Libéralisation des services en Pologne et en Turquie: Une analyse comparative

FEM32-02 | Juin 2009

Titre

« Liberalization of services in Poland and Turkey: A comparative analysis »

Par

Subidey Togan, Bilkent University, Centre for International Economics, Ankara, Turkey; Jan Michalek, Warsaw University, Poland.

Contributeurs

Andżelika Kuźnar, Warsaw School of Economics, Poland; Can Şımga Mugan, Middle East Technical University, Turkey, Katarzyna Kowalska, Warsaw University, Poland; Jan Hagemejer, University of Warsaw, Poland; Tomasz Michalek, University of Warsaw, Poland;  Aleksandra Zieminska, University of Warsaw, Poland; Katarzyna Smiala, University of Warsaw, Poland; Sare Arıcanlı, Turkey

Note :

Ce rapport a été réalisé avec le soutien financier de l'Union Européenne au travers du Femise. Le contenu du rapport relève de la seule responsabilité des auteurs et ne peut en aucun cas être considéré comme reflétant l'opinion de l'Union Européenne.

Résumé :

Ce projet concerne la libéralisation des services. Bien que les propositions concernant les gains issus d’un commerce plus libre s’appliquent à la fois aux biens et services, la libéralisation des services diffère de la libéralisation du commerce des marchandises. Dans le commerce des biens, la plupart des discussions sur la libéralisation se focalise sur l’élimination de tarifs et de barrières non-tarifaires. D’autre part, les barrières au commerce des services sont typiquement de nature réglementaire, et les pays montrent souvent peu d’intérêt aux régimes réglementaires des autres pays ou ont peu de confiance dans leur qualité. Ainsi, la libéralisation des services dans un pays spécifique requiert l’alignement de régimes réglementaires dans différents secteurs de services.

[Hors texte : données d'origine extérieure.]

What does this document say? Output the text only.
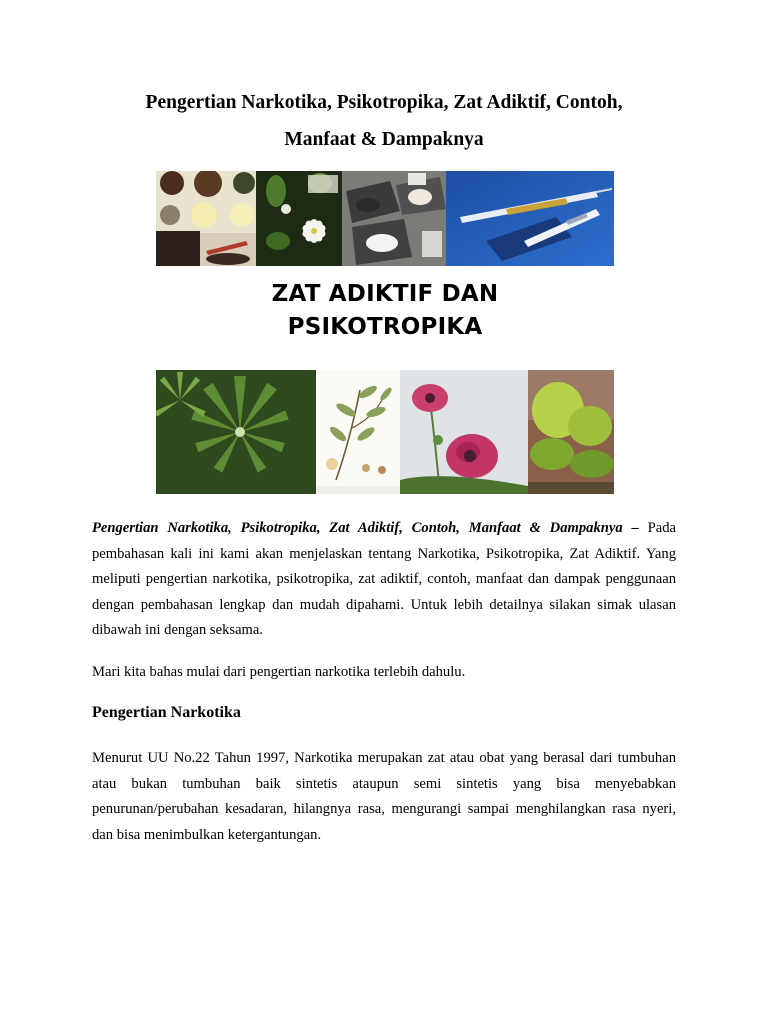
Pengertian Narkotika, Psikotropika, Zat Adiktif, Contoh,
Manfaat & Dampaknya
ZAT ADIKTIF DAN
PSIKOTROPIKA
Pengertian Narkotika, Psikotropika, Zat Adiktif, Contoh, Manfaat & Dampaknya – Pada pembahasan kali ini kami akan menjelaskan tentang Narkotika, Psikotropika, Zat Adiktif. Yang meliputi pengertian narkotika, psikotropika, zat adiktif, contoh, manfaat dan dampak penggunaan dengan pembahasan lengkap dan mudah dipahami. Untuk lebih detailnya silakan simak ulasan dibawah ini dengan seksama.
Mari kita bahas mulai dari pengertian narkotika terlebih dahulu.
Pengertian Narkotika
Menurut UU No.22 Tahun 1997, Narkotika merupakan zat atau obat yang berasal dari tumbuhan atau bukan tumbuhan baik sintetis ataupun semi sintetis yang bisa menyebabkan penurunan/perubahan kesadaran, hilangnya rasa, mengurangi sampai menghilangkan rasa nyeri, dan bisa menimbulkan ketergantungan.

En principe, les pays peuvent choisir de libéraliser les marchés de services unilatéralement en adoptant et implémentant des normes internationales tels « le Traité de la Charte d’Energie »,  «les Principes Fondamentaux de Bâle », « l’Accord de Base sur les Télécommunications », et « les Normes Comptables Internationales ». Ainsi, les pays espèrent de profiter de gains d’efficacité. Mais malheureusement un pays ne peut à lui seul obtenir un meilleur accès auprès des larges marchés étrangers tel le marché des services de l’Union Européenne (UE). Dans ce contexte, des engagements multilatéraux à travers des négociations sous l’égide de l’Accord Général sur le Commerce des Services (AGCS) de l’Organisme Mondial du Commerce (OMC) pourraient s’avérer utiles. Mais pour que les négociations multilatérales puissent porter leurs fruits, les différents pays doivent faire part de reconnaissance de leurs intérêts mutuels dans un processus de libéralisation réciproque. Reconnaitre ces gains mutuels potentiels permettra de faire des « concessions » réciproques qui profiteront à toutes les parties. Dans un tel cas, l’adoption des règles de l’OMC pourrait mener non seulement à des gains d’efficacité mais aussi à un meilleur accès aux larges marchés étrangers.

L’accomplissement de la libéralisation multilatérale de services semble être possible à long-terme. Mais la libéralisation des services à travers des accords régionaux pourrait pour l’essentiel se faire même à court terme. La Politique de Voisinage de l’Union Européenne (PVE) se pose comme exemple d’un accord commercial régional. La PVE se présente comme une opportunité d’approfondissement de l’intégration des marchés des pays voisins du Sud et de l’Est de l’UE avec l’UE et comme une opportunité d’augmentation de leur participation dans les réseaux globaux de production. La perspective de participation progressive dans le Marché Interne et l’aspect le plus étendu de la PEV. Pour obtenir le libre commerce des services les pays voisins de l’UE sont attendus à adopter et implémenter les règles et réglementations de la Communauté Européenne (CE) dans les secteurs de services spécifiques. Notons que dans l’UE les services sont généralement classifiés en tant que commercialisables et non-commercialisables. Les services commercialisables sont divisés davantage entre « réglementés » et « non-réglementés ». Parmi les services réglementés nous avons les « secteurs clé » d’infrastructure tels les services de réseaux, financiers et de transport maritime.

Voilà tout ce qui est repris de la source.